The original, Silver Leaf design is crafted using elegant and recyclable American ashwood in a neutral beige color combined with hypoallergenic stainless steel. The tracker also comes in a Rose Gold version, made out of Black wood and a durable rose gold steel plating. The limited edition Gold Leaf is made of 7000 year old Bog oak combined with gold steel plating. The tracker comes with a chain to wear it as a necklace and a leather strap to attached it to wrists.
This smart piece of jewelry works as a tracking system for your health and provides insights and helpful reminders to keep you on track. Monthly cycles (ovulation, period, and contraception intake) are tracked through the app so that you can have greater awareness of your reproductive health.
The Leaf has sensors that measure every movement including large movements like running, walking, and climbing, as well as small movements like breathing (while you are in a seated or in a stationary position). By tracking your movement, the Leaf measures your overall activity and reminds you when you could use more or less activity. The device can also detect idle time (i.e. if it is left on a table), and for that time it ceases tracking and notifications.

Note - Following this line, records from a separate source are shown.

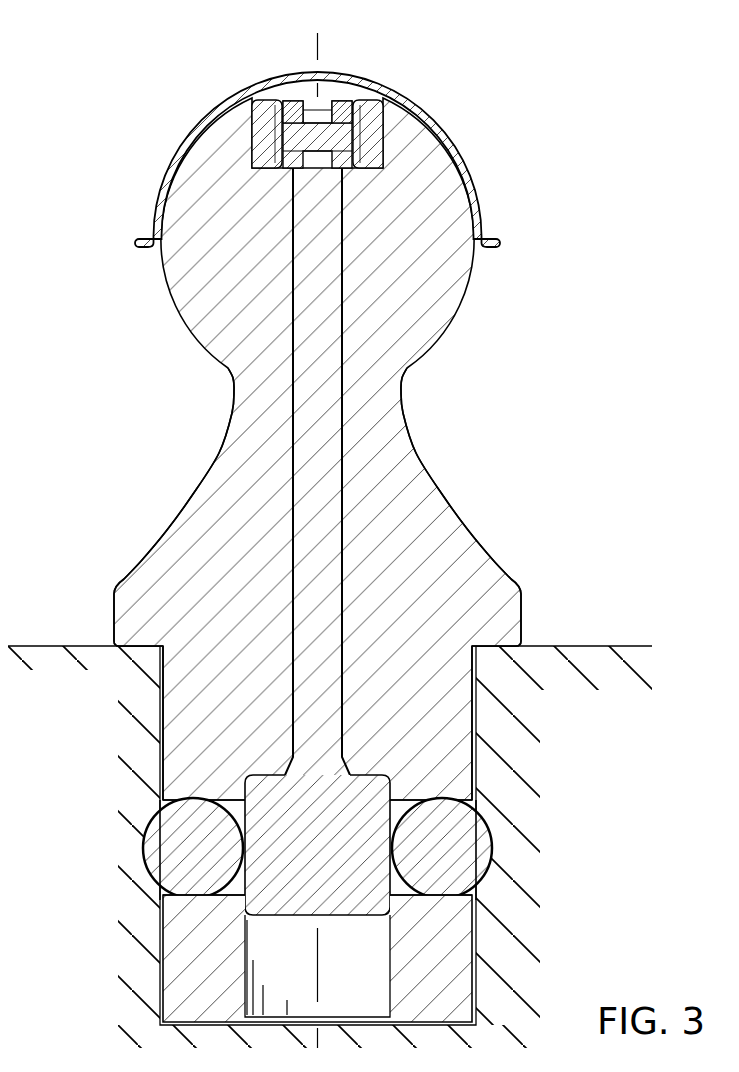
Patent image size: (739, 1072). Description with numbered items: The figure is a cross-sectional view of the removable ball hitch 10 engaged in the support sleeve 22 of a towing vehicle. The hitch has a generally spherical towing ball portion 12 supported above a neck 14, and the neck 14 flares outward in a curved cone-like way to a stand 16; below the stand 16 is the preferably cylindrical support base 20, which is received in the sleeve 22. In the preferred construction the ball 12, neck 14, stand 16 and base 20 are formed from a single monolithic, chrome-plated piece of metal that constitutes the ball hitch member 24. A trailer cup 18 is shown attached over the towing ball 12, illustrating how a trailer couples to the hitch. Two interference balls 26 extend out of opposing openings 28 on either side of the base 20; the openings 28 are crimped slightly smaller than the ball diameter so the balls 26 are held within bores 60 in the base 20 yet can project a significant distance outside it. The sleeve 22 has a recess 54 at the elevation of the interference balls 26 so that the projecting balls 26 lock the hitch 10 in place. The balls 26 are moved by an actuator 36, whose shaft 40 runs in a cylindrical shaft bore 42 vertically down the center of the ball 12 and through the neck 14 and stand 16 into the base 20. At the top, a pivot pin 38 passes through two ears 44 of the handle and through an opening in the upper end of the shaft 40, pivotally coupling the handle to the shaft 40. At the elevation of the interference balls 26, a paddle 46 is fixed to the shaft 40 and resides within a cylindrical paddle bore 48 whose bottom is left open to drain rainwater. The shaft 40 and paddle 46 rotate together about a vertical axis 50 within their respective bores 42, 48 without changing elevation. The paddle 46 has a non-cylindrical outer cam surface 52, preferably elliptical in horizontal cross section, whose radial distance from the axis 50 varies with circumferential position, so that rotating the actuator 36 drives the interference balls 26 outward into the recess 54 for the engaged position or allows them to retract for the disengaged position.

The removable ball hitch 10 is at (339, 534).
The towing ball portion 12 is at (440, 206).
The neck 14 is at (392, 378).
The stand 16 is at (493, 604).
The cup 18 is at (157, 190).
The support base 20 is at (180, 717).
The support sleeve 22 is at (548, 708).
The ball hitch member 24 is at (208, 455).
The interference balls 26 is at (180, 828).
The openings 28 is at (180, 797).
The actuator 36 is at (303, 633).
The pivot pin 38 is at (322, 137).
The shaft 40 is at (318, 248).
The shaft bore 42 is at (291, 533).
The ears 44 is at (294, 112).
The paddle 46 is at (287, 878).
The paddle bore 48 is at (347, 970).
The vertical axis 50 is at (318, 52).
The cam surface 52 is at (245, 808).
The recess 54 is at (143, 843).
The bores 60 is at (230, 885).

The Leaf does not recognise specific sports or activities on its own, but the app will allow you to manually enter the sports and activities you did during the day. It will then assign a certain calorie value to each activity or sport, letting you know which activity spent a certain amount of calories. The app calculates calories burned by calculating your stride length (based on your height and gender) and your average calorie burned per mile (based on your weight).
For activity tracking, the Leaf should be worn on the wrist, around the neck, or on the collar of a shirt. For breathing exercises, it needs to be worn at the waist or clipped inside your pants. When sleeping, the preferred method is attached to your shirt. This means that in any given day, to get the most out of the product, you need to shift the Leaf around several times.
The device can be set up to vibrate to remind you to either be more active or reduce the intensity of workouts based on your set preferences. You can use it to wake you up in the morning, or it can be set to gently vibrate with other health reminders. The app enables you to set up to three alarms, which can be for one-time or recurring alerts. It should be stressed that the buzzing feature of the Leaf is fairly subtle, so it’s only going to wake the lightest of sleepers.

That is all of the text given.